The message Bush delivered that day has proven to be right on the mark, England said. “The president knew immediately and instinctively what the situation was,” he said. “His instincts were absolutely correct on 9/12, and he has never wavered one bit.”
Five years later, England, now Defense Secretary Donald Rumsfeld’s deputy, said Sept. 11 has left an indelible impression on the Pentagon, the Defense Department and U.S. armed forces.
He said he marvels at the commitment men and women in uniform demonstrate as they confront the enemy that attacked U.S. shores on Sept. 11.
“The men and women in uniform … know exactly why they serve,” he said. “And particularly if you go over to Iraq or Afghanistan, people know exactly why they are there.
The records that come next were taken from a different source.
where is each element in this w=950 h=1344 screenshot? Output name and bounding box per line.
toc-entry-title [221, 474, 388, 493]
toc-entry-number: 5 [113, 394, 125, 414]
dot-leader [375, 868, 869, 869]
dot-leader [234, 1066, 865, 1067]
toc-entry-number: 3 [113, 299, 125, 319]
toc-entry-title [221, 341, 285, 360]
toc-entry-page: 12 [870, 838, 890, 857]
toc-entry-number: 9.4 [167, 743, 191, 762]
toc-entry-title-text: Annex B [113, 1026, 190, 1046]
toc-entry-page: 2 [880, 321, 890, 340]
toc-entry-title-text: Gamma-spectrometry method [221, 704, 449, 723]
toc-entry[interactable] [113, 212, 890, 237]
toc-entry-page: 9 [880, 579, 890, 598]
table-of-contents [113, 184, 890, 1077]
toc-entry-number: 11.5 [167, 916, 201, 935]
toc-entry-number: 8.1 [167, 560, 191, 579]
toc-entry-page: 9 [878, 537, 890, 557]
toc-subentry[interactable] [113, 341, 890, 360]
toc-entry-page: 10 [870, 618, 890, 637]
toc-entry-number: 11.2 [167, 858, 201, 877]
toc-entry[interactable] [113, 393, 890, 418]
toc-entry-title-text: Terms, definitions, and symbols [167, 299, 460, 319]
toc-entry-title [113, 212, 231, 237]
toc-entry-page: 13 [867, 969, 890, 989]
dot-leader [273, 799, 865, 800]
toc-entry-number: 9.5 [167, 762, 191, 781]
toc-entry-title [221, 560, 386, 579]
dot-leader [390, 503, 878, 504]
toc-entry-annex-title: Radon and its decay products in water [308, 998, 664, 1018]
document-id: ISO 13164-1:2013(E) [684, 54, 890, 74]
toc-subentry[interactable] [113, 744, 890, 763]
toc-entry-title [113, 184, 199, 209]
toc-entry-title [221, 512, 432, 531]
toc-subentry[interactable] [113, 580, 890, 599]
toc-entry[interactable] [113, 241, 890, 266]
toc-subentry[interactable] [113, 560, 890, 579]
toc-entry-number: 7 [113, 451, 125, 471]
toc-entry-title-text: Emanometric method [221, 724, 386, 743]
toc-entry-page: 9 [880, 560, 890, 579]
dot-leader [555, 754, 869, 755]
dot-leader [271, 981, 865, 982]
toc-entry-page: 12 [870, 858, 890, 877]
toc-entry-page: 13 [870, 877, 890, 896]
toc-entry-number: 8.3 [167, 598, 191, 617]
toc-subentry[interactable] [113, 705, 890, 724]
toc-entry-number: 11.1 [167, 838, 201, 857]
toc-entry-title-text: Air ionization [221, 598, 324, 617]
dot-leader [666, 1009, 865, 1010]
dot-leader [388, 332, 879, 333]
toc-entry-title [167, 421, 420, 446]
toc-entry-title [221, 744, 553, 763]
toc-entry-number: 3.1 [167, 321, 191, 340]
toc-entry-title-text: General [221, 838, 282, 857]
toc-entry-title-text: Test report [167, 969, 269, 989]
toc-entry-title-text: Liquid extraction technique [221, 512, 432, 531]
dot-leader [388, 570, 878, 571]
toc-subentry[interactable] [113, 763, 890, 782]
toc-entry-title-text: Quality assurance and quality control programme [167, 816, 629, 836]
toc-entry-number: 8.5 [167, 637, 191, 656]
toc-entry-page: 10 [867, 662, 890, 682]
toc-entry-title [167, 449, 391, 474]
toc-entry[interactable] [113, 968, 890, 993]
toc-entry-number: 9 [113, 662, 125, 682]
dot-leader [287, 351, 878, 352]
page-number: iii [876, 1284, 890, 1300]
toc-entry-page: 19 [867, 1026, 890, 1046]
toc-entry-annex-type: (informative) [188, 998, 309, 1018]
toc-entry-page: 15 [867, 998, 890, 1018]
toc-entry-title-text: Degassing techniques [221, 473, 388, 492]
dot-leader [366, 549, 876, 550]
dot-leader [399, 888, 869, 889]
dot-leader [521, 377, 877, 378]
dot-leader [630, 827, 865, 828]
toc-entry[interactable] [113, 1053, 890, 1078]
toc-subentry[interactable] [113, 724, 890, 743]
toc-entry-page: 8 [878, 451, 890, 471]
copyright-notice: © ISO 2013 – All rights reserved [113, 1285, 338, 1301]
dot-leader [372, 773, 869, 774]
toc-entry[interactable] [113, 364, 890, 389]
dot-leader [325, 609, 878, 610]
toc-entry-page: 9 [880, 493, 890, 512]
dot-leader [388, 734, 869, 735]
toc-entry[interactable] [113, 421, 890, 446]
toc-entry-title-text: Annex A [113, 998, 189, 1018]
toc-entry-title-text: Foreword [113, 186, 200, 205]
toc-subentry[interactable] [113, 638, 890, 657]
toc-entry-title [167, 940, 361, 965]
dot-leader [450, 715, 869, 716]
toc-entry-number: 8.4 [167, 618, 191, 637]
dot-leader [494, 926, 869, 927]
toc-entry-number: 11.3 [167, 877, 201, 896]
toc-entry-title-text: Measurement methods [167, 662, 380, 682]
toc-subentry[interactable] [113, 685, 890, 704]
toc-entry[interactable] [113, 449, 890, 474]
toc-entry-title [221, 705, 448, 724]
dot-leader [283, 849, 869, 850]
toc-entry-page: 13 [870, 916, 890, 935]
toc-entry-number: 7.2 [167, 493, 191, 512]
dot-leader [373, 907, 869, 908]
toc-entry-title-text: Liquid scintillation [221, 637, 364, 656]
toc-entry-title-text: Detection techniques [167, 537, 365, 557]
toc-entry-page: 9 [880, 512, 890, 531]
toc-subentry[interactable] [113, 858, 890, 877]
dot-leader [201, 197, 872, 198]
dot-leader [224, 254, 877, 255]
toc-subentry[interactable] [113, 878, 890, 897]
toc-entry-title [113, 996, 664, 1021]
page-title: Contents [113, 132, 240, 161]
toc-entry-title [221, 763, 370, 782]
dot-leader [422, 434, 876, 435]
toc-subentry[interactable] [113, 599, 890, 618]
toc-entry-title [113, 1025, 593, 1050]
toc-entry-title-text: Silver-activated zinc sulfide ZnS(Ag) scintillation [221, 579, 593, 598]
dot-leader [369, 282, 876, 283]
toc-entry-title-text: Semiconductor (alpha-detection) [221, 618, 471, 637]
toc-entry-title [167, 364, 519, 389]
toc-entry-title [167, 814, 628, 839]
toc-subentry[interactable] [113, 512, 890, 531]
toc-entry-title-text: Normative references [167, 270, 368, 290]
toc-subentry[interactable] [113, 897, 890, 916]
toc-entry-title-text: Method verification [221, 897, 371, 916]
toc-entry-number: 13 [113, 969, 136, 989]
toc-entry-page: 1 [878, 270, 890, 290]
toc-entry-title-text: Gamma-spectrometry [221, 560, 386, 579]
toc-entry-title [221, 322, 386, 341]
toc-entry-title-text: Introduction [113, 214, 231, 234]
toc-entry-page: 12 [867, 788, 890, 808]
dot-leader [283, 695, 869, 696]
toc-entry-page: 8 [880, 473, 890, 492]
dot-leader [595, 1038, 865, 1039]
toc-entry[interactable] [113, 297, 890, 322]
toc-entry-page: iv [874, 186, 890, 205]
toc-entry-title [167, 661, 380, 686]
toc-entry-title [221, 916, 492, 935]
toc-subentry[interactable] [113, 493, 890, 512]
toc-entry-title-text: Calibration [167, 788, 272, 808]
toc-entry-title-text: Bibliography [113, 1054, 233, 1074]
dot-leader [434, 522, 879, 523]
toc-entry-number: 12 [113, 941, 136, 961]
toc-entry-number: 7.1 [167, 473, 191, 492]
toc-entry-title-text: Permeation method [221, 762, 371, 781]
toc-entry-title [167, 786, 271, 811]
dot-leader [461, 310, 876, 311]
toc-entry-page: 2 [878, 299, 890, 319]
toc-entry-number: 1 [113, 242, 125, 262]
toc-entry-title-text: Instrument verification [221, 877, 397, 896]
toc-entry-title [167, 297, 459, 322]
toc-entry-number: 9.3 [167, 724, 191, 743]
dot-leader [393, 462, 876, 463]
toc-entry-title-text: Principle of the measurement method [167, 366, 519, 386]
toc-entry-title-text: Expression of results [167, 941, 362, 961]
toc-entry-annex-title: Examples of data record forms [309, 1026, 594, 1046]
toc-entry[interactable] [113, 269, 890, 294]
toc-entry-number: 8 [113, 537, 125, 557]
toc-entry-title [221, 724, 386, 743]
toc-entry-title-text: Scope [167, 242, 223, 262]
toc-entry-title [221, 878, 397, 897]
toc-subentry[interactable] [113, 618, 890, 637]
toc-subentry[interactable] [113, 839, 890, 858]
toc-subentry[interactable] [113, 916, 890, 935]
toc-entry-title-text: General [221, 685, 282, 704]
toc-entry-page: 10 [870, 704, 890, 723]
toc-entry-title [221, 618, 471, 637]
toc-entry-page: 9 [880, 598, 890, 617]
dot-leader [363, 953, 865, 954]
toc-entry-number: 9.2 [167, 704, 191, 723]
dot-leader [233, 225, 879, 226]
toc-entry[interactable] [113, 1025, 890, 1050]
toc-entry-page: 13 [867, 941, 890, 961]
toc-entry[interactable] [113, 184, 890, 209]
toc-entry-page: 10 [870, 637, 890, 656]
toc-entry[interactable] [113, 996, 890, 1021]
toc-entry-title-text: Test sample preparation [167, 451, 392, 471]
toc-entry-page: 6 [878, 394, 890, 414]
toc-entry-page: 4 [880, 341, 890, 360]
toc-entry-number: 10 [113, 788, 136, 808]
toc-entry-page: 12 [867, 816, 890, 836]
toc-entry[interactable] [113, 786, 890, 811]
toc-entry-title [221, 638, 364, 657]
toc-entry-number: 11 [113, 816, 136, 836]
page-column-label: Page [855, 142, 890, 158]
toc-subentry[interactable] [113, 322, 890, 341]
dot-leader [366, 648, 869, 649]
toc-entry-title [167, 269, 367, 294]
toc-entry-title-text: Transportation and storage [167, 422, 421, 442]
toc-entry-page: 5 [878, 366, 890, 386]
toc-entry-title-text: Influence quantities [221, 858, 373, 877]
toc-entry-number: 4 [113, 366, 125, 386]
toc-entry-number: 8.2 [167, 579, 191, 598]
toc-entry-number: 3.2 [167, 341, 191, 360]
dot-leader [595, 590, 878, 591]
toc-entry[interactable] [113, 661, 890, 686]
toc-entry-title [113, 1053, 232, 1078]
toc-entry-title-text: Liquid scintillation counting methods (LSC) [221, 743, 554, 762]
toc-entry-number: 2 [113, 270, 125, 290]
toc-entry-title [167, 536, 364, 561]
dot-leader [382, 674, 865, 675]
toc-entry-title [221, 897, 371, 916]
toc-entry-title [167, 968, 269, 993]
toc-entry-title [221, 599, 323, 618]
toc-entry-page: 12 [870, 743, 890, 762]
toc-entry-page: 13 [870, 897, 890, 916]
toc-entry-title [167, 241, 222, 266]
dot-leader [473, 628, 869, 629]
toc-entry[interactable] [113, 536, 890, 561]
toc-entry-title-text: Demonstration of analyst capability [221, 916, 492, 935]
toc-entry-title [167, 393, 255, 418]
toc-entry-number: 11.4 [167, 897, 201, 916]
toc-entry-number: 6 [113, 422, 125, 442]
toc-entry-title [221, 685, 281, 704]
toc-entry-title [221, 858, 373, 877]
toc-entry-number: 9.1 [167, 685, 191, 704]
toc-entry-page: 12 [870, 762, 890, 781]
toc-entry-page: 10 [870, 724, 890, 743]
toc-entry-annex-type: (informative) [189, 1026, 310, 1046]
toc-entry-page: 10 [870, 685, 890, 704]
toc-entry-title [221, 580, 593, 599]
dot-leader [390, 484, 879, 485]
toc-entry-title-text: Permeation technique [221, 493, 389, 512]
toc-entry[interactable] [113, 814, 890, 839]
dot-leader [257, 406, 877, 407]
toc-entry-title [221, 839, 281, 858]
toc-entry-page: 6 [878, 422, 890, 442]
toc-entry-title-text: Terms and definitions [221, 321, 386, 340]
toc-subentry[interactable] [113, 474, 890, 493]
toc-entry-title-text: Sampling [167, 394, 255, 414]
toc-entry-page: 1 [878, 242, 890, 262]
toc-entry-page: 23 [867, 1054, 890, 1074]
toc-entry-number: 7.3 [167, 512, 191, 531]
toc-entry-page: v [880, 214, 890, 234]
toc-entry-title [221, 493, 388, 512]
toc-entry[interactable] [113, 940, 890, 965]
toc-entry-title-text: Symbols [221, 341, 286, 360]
They know that this is about defeating terrorism, and they know that we would rather have the fight there than here.”
England compared today’s military members to those of previous generations who served the country when its freedom was threatened. “If you go back 230 years, at times of great need and danger to the country, Americans have stepped forward from all walks of life to protect and defend the country,” he said.
They did so, not just for themselves and their fellow citizens, but for future generations, he said. “And that is where we are today; all these great Americans have stepped forward to serve,” he said.
Five years after the Sept. 11 attacks, England said he still gets asked occasionally why the United States is fighting the terror war. He said he quickly reminds people that the U.S. never chose to go to war.
“America was attacked,” he said. “This was a war brought to our shores. … We are in this war whether we want to be or not. … And we need to win this war.”
England said it’s important that the nation remember the events of Sept. 11 and the message it sent the United States.
“It’s important to remember what happened the day (and the fact that) close to 3,000 people died,” he said. “And the reason (terrorists) killed 3,000 people that day is because they didn’t know how to kill 30,000 or 300,000 or 3 million. But if they had known how to, … they would have.
“And they are still trying,” England said. “That’s why you can never forget 9/11, and that is why we are in this long war on terrorism.”